Alas, Claire failed to find even a skerrick of ginger evidence that Jamie was still alive and with nothing else to do, returned to Boston. Wait — she did talk on the phone in one scene, which was 100% great content. Did we mention Claire is a successful surgeon in a world dominated by men? That she’s an independent, kickarse woman who was nearly burned at the stake and once stole an orange from a French King?

Where has fierce Claire gone?

Until she returns, this dull Claire will wait by the fire, clutching her pearls and reading 50 Shades of Beige. I’m as cross as Wee Willie when he kicked the water bucket. Willie was a right little shit, btw.

In other news, it seems Frank bequeathed his collection of turtleneck jumpers to Roger.

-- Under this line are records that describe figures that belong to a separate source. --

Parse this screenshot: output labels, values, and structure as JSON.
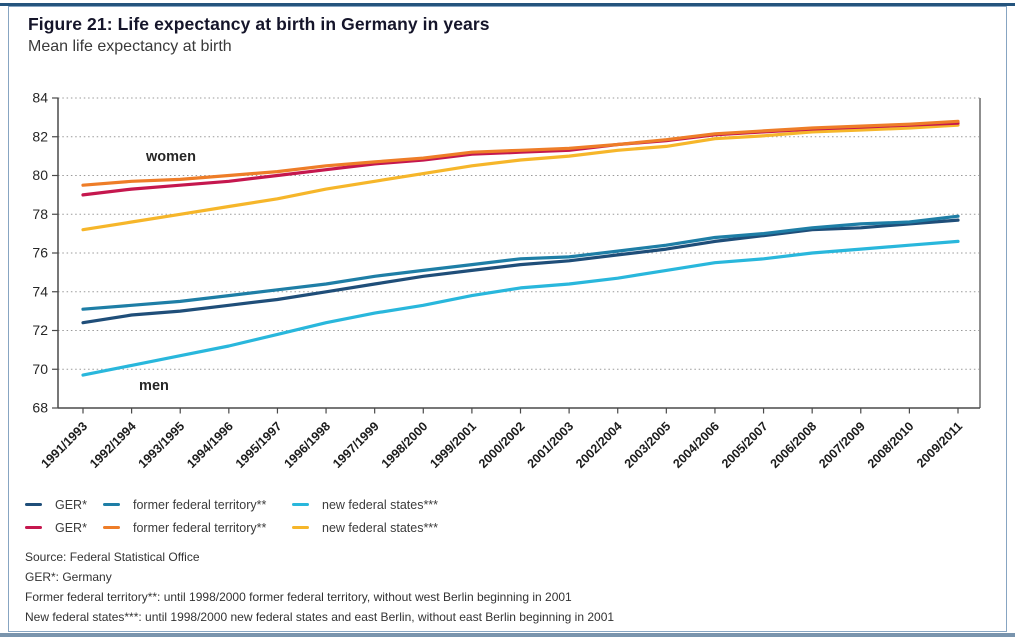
{
  "figure": {
    "title": "Figure 21: Life expectancy at birth in Germany in years",
    "subtitle": "Mean life expectancy at birth"
  },
  "chart_data": {
    "type": "line",
    "title": "Figure 21: Life expectancy at birth in Germany in years",
    "subtitle": "Mean life expectancy at birth",
    "xlabel": "",
    "ylabel": "",
    "ylim": [
      68,
      84
    ],
    "yticks": [
      68,
      70,
      72,
      74,
      76,
      78,
      80,
      82,
      84
    ],
    "grid": "horizontal-dotted",
    "legend_position": "bottom-left-two-rows",
    "categories": [
      "1991/1993",
      "1992/1994",
      "1993/1995",
      "1994/1996",
      "1995/1997",
      "1996/1998",
      "1997/1999",
      "1998/2000",
      "1999/2001",
      "2000/2002",
      "2001/2003",
      "2002/2004",
      "2003/2005",
      "2004/2006",
      "2005/2007",
      "2006/2008",
      "2007/2009",
      "2008/2010",
      "2009/2011"
    ],
    "series": [
      {
        "key": "ger-men",
        "name": "GER*",
        "group": "men",
        "color": "#1f4e79",
        "z": 2,
        "values": [
          72.4,
          72.8,
          73.0,
          73.3,
          73.6,
          74.0,
          74.4,
          74.8,
          75.1,
          75.4,
          75.6,
          75.9,
          76.2,
          76.6,
          76.9,
          77.2,
          77.3,
          77.5,
          77.7
        ]
      },
      {
        "key": "former-territory-men",
        "name": "former federal territory**",
        "group": "men",
        "color": "#1e7ea6",
        "z": 3,
        "values": [
          73.1,
          73.3,
          73.5,
          73.8,
          74.1,
          74.4,
          74.8,
          75.1,
          75.4,
          75.7,
          75.8,
          76.1,
          76.4,
          76.8,
          77.0,
          77.3,
          77.5,
          77.6,
          77.9
        ]
      },
      {
        "key": "new-states-men",
        "name": "new federal states***",
        "group": "men",
        "color": "#29b7dc",
        "z": 1,
        "values": [
          69.7,
          70.2,
          70.7,
          71.2,
          71.8,
          72.4,
          72.9,
          73.3,
          73.8,
          74.2,
          74.4,
          74.7,
          75.1,
          75.5,
          75.7,
          76.0,
          76.2,
          76.4,
          76.6
        ]
      },
      {
        "key": "ger-women",
        "name": "GER*",
        "group": "women",
        "color": "#c5174e",
        "z": 5,
        "values": [
          79.0,
          79.3,
          79.5,
          79.7,
          80.0,
          80.3,
          80.6,
          80.8,
          81.1,
          81.2,
          81.3,
          81.6,
          81.8,
          82.1,
          82.25,
          82.4,
          82.5,
          82.6,
          82.7
        ]
      },
      {
        "key": "former-territory-women",
        "name": "former federal territory**",
        "group": "women",
        "color": "#ee7d28",
        "z": 6,
        "values": [
          79.5,
          79.7,
          79.8,
          80.0,
          80.2,
          80.5,
          80.7,
          80.9,
          81.2,
          81.3,
          81.4,
          81.6,
          81.85,
          82.15,
          82.3,
          82.45,
          82.55,
          82.65,
          82.8
        ]
      },
      {
        "key": "new-states-women",
        "name": "new federal states***",
        "group": "women",
        "color": "#f6b62a",
        "z": 4,
        "values": [
          77.2,
          77.6,
          78.0,
          78.4,
          78.8,
          79.3,
          79.7,
          80.1,
          80.5,
          80.8,
          81.0,
          81.3,
          81.5,
          81.9,
          82.05,
          82.25,
          82.35,
          82.45,
          82.6
        ]
      }
    ],
    "annotations": [
      {
        "text": "women",
        "x_index": 1.81,
        "y": 81.0
      },
      {
        "text": "men",
        "x_index": 1.46,
        "y": 69.2
      }
    ]
  },
  "legend": {
    "rows": [
      [
        {
          "label": "GER*",
          "color": "#1f4e79"
        },
        {
          "label": "former federal territory**",
          "color": "#1e7ea6"
        },
        {
          "label": "new federal states***",
          "color": "#29b7dc"
        }
      ],
      [
        {
          "label": "GER*",
          "color": "#c5174e"
        },
        {
          "label": "former federal territory**",
          "color": "#ee7d28"
        },
        {
          "label": "new federal states***",
          "color": "#f6b62a"
        }
      ]
    ]
  },
  "footnotes": [
    "Source: Federal Statistical Office",
    "GER*: Germany",
    "Former federal territory**: until 1998/2000 former federal territory, without west Berlin beginning in 2001",
    "New federal states***: until 1998/2000 new federal states and east Berlin, without east Berlin beginning in 2001"
  ]
}
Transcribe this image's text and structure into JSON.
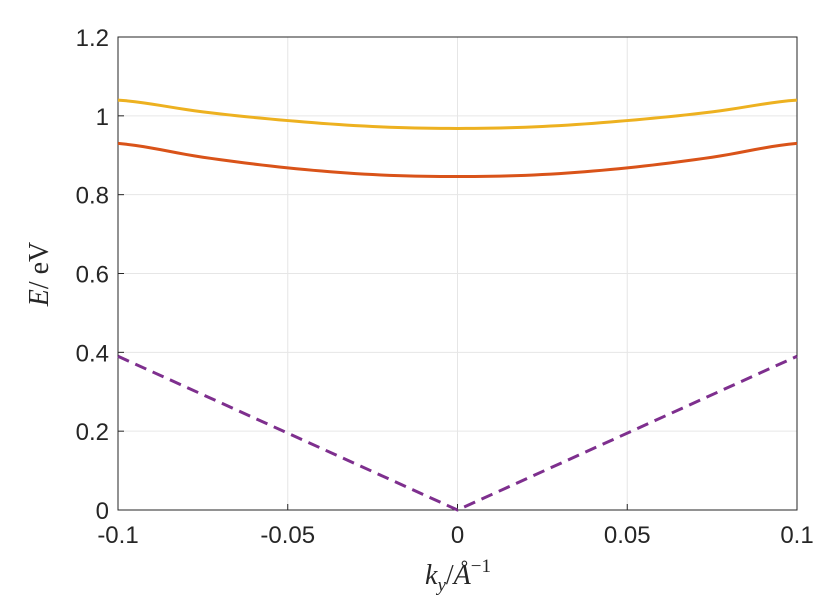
{
  "chart_data": {
    "type": "line",
    "xlabel": "k_y/Å^-1",
    "ylabel": "E/ eV",
    "xlim": [
      -0.1,
      0.1
    ],
    "ylim": [
      0,
      1.2
    ],
    "xticks": [
      "-0.1",
      "-0.05",
      "0",
      "0.05",
      "0.1"
    ],
    "xtick_values": [
      -0.1,
      -0.05,
      0,
      0.05,
      0.1
    ],
    "yticks": [
      "0",
      "0.2",
      "0.4",
      "0.6",
      "0.8",
      "1",
      "1.2"
    ],
    "ytick_values": [
      0,
      0.2,
      0.4,
      0.6,
      0.8,
      1.0,
      1.2
    ],
    "grid": true,
    "series": [
      {
        "color": "#EDB120",
        "style": "solid",
        "x": [
          -0.1,
          -0.075,
          -0.05,
          -0.025,
          0,
          0.025,
          0.05,
          0.075,
          0.1
        ],
        "values": [
          1.04,
          1.01,
          0.988,
          0.973,
          0.968,
          0.973,
          0.988,
          1.01,
          1.04
        ]
      },
      {
        "color": "#D95319",
        "style": "solid",
        "x": [
          -0.1,
          -0.075,
          -0.05,
          -0.025,
          0,
          0.025,
          0.05,
          0.075,
          0.1
        ],
        "values": [
          0.93,
          0.895,
          0.868,
          0.851,
          0.846,
          0.851,
          0.868,
          0.895,
          0.93
        ]
      },
      {
        "color": "#7E2F8E",
        "style": "dashed",
        "x": [
          -0.1,
          0,
          0.1
        ],
        "values": [
          0.39,
          0.0,
          0.39
        ]
      }
    ]
  }
}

Nice work Frank, Roger will remember you even if nobody else on Outander does.

Come, let’s squeeze our giant heads through our tartan turtlenecks and relive the top ten moments of ‘Of Lost Things’.

1) Claire swears in a library

Shit just got real.

2) Jamie drops Geneva in a puddle

Seems fair.

3) Lord John borrows Ian Murray’s wig

Jenny will be pissed.

4) Roger and Bree kiss

“That was unexpected,” said Roger. Child, please. Mary McNab was standing in a pitch black man-cave weaving a wig of ginger curls and she still saw that kiss coming.

5) Geneva blackmails Jamie as he shovels more shit onto the steaming manure pile of his life

Another day, another hairy situation.

6) Jamie’s face when he realises Geneva is pregnant with his child

7) Claire discovers she has already unearthed the greatest Highland treasure

Queen of Scones, thy name is Fiona.

8) Willie is only five minutes old yet has all the Fraser charm

9) Claire quietly breaks down the patriarchy one pub at a time

Who said women can’t drink at the bar? Lay down your laser beam stares, Men of Scotland, for Claire Fraser is made of stone/goes through the stones/doesn’t give a shit. 

10) Lord John promises to raise Jamie’s son as his own

I’m sorry about what I said about your wig Lord John I think I really love you.